Pekerjaan terakhir yang dilakukan adalah menghancurkan potongan pisang yang sudah kering itu menjadi bubuk tepuk, dengan blender atau ditumbuk di lesung.
“Jadi, mama, kalau sudah seperti ini (bubuk-red), kitong tinggal panaskan tepung dengan mengoseng saja. Ini supaya tepungnya bisa lebih tahan lama,” ujar Naomi. Karena hari menuju senja, para peserta kemudian berpindah ke kantor kampung yang terletak di seberang. Rasa penasaran mengikuti mama-mama ini. Seperti apa hasilnya?
Seorang adik perempuan menyalakan kompor Hooks. Bubuk putih terus dipanaskan sembari dibolak-balik pelan-pelan di dalam wajan dengan nyala api berukuran sedang. Sekitar 5 menit, wajan kemudian diturunkan.
“Tepungnya sudah jadi. Kitong tunggu dingin baru dimasukan kedalam kemasan plastik. Di kemasan ini, sudah tertulis kalau tepung pisang dibuat oleh mama-mama dari Kampung Kwowok,” pungkas Naomi.

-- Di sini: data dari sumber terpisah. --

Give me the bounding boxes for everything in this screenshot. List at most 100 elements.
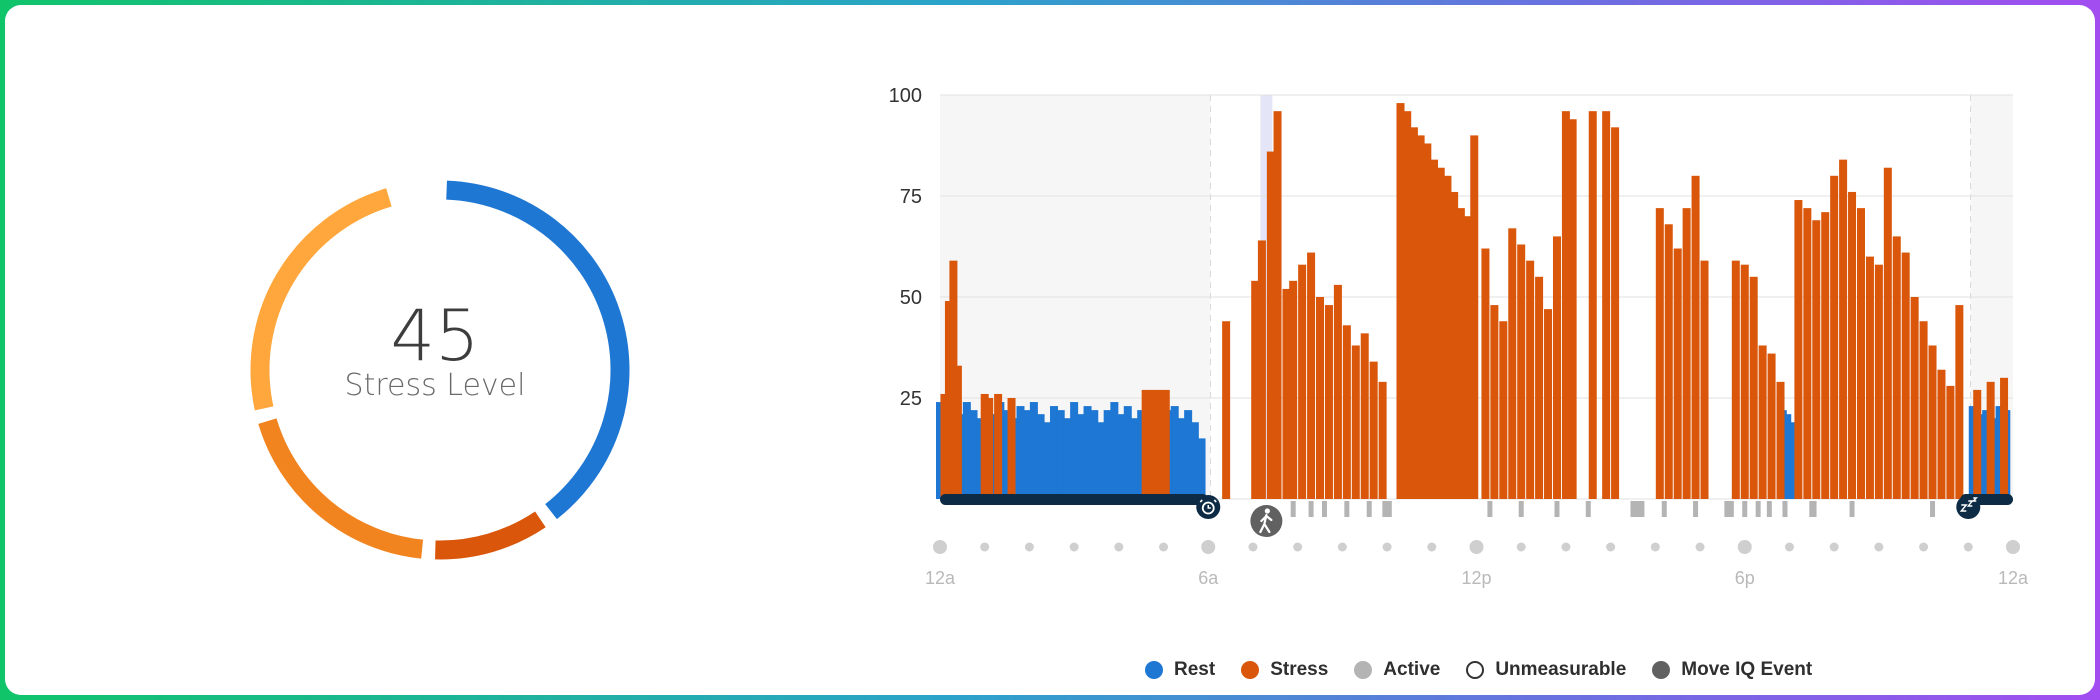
time-axis-minor-dot[interactable] bbox=[1516, 542, 1526, 552]
active-marker[interactable] bbox=[1554, 501, 1560, 517]
bar-stress[interactable] bbox=[940, 393, 949, 499]
bar-stress[interactable] bbox=[1767, 353, 1776, 499]
bar-rest[interactable] bbox=[1050, 406, 1059, 499]
bar-rest[interactable] bbox=[1190, 422, 1199, 499]
active-marker[interactable] bbox=[1366, 501, 1372, 517]
bar-stress[interactable] bbox=[1316, 297, 1325, 499]
active-marker[interactable] bbox=[1755, 501, 1761, 517]
bar-rest[interactable] bbox=[1056, 410, 1065, 499]
bar-stress[interactable] bbox=[1517, 244, 1526, 499]
time-axis-minor-dot[interactable] bbox=[1069, 542, 1079, 552]
active-marker[interactable] bbox=[1728, 501, 1734, 517]
time-axis-minor-dot[interactable] bbox=[1561, 542, 1571, 552]
bar-stress[interactable] bbox=[1456, 208, 1465, 499]
move-iq-event-icon[interactable] bbox=[1250, 505, 1283, 537]
bar-rest[interactable] bbox=[1043, 422, 1052, 499]
time-axis-major-dot[interactable] bbox=[2006, 540, 2020, 554]
bar-stress[interactable] bbox=[1691, 175, 1700, 500]
bar-stress[interactable] bbox=[1307, 252, 1316, 499]
bar-stress[interactable] bbox=[1333, 284, 1342, 499]
active-marker[interactable] bbox=[1382, 501, 1388, 517]
bar-stress[interactable] bbox=[1883, 167, 1892, 499]
bar-rest[interactable] bbox=[1787, 422, 1796, 499]
bar-stress[interactable] bbox=[1986, 381, 1995, 499]
active-marker[interactable] bbox=[1290, 501, 1296, 517]
bar-stress[interactable] bbox=[1758, 345, 1767, 499]
bar-stress[interactable] bbox=[1463, 216, 1472, 499]
legend-item-rest[interactable]: Rest bbox=[1145, 659, 1215, 681]
bar-stress[interactable] bbox=[1360, 333, 1369, 499]
bar-stress[interactable] bbox=[1973, 389, 1982, 499]
bar-stress[interactable] bbox=[1378, 381, 1387, 499]
bar-stress[interactable] bbox=[1257, 240, 1266, 499]
bar-stress[interactable] bbox=[1673, 248, 1682, 499]
bar-stress[interactable] bbox=[1430, 159, 1439, 499]
bar-stress[interactable] bbox=[1664, 224, 1673, 499]
bar-stress[interactable] bbox=[1544, 309, 1553, 499]
active-marker[interactable] bbox=[1811, 501, 1817, 517]
time-axis-minor-dot[interactable] bbox=[1784, 542, 1794, 552]
bar-stress[interactable] bbox=[1865, 256, 1874, 499]
active-marker[interactable] bbox=[1518, 501, 1524, 517]
bar-stress[interactable] bbox=[1526, 260, 1535, 499]
bar-stress[interactable] bbox=[1910, 297, 1919, 499]
bar-stress[interactable] bbox=[1568, 119, 1577, 500]
bar-rest[interactable] bbox=[1117, 414, 1126, 499]
sleep-zzz-icon[interactable] bbox=[1956, 495, 1981, 519]
bar-rest[interactable] bbox=[1995, 406, 2004, 499]
bar-stress[interactable] bbox=[1436, 167, 1445, 499]
bar-stress[interactable] bbox=[1874, 264, 1883, 499]
time-axis-minor-dot[interactable] bbox=[1606, 542, 1616, 552]
bar-stress[interactable] bbox=[1499, 321, 1508, 499]
bar-rest[interactable] bbox=[1063, 418, 1072, 499]
bar-rest[interactable] bbox=[1177, 418, 1186, 499]
bar-stress[interactable] bbox=[1700, 260, 1709, 499]
bar-rest[interactable] bbox=[1968, 406, 1977, 499]
bar-stress[interactable] bbox=[1222, 321, 1231, 499]
bar-stress[interactable] bbox=[1937, 369, 1946, 499]
bar-stress[interactable] bbox=[994, 393, 1003, 499]
bar-stress[interactable] bbox=[1273, 111, 1282, 499]
bar-rest[interactable] bbox=[976, 418, 985, 499]
time-axis-major-dot[interactable] bbox=[1201, 540, 1216, 554]
bar-stress[interactable] bbox=[1561, 111, 1570, 499]
active-marker[interactable] bbox=[1661, 501, 1667, 517]
bar-rest[interactable] bbox=[989, 414, 998, 499]
bar-rest[interactable] bbox=[1982, 410, 1991, 499]
active-marker[interactable] bbox=[1742, 501, 1748, 517]
bar-stress[interactable] bbox=[1007, 398, 1016, 499]
bar-stress[interactable] bbox=[1342, 325, 1351, 499]
bar-stress[interactable] bbox=[944, 301, 953, 499]
active-marker[interactable] bbox=[1766, 501, 1772, 517]
bar-stress[interactable] bbox=[1251, 280, 1260, 499]
active-marker[interactable] bbox=[1693, 501, 1699, 517]
bar-stress[interactable] bbox=[1450, 191, 1459, 499]
time-axis-minor-dot[interactable] bbox=[1829, 542, 1839, 552]
active-marker[interactable] bbox=[1386, 501, 1392, 517]
bar-stress[interactable] bbox=[1282, 288, 1291, 499]
active-marker[interactable] bbox=[1930, 501, 1936, 517]
bar-stress[interactable] bbox=[1148, 389, 1157, 499]
bar-stress[interactable] bbox=[1812, 220, 1821, 500]
time-axis-minor-dot[interactable] bbox=[1293, 542, 1303, 552]
time-axis-minor-dot[interactable] bbox=[1248, 542, 1258, 552]
bar-rest[interactable] bbox=[1096, 422, 1105, 499]
bar-stress[interactable] bbox=[1588, 111, 1597, 499]
bar-stress[interactable] bbox=[1830, 175, 1839, 500]
bar-stress[interactable] bbox=[1856, 208, 1865, 499]
bar-stress[interactable] bbox=[1794, 200, 1803, 500]
time-axis-minor-dot[interactable] bbox=[1382, 542, 1392, 552]
bar-stress[interactable] bbox=[1919, 321, 1928, 499]
bar-stress[interactable] bbox=[1821, 212, 1830, 499]
bar-rest[interactable] bbox=[1076, 414, 1085, 499]
bar-stress[interactable] bbox=[1423, 143, 1432, 499]
bar-stress[interactable] bbox=[1161, 389, 1170, 499]
bar-rest[interactable] bbox=[1029, 402, 1038, 499]
bar-stress[interactable] bbox=[1955, 305, 1964, 499]
legend-item-move-iq[interactable]: Move IQ Event bbox=[1652, 659, 1812, 681]
time-axis-minor-dot[interactable] bbox=[1963, 542, 1973, 552]
wake-alarm-icon[interactable] bbox=[1196, 495, 1221, 519]
bar-stress[interactable] bbox=[1848, 191, 1857, 499]
stress-timeline-chart[interactable]: 25 50 75 100 12a 6a 12p 6p 12a bbox=[865, 65, 2045, 625]
bar-stress[interactable] bbox=[1946, 385, 1955, 499]
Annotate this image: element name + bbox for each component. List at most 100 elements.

Sore itu, pelatihan sederhana yang melibatkan 8 perempuan dari kampung Kwowok diakhiri. Ditemani gorengan pisang dengan balutan tepung yang baru dibuat bersama seteko penuh kopi.
Dari pelatihan ini, sekurang-kurangnya ketika hari raya Natal tiba, para perempuan tidak perlu lagi mengeluarkan biaya besar demi membeli tepung terigu. Mereka hanya perlu menyiapkan pisang Kepok.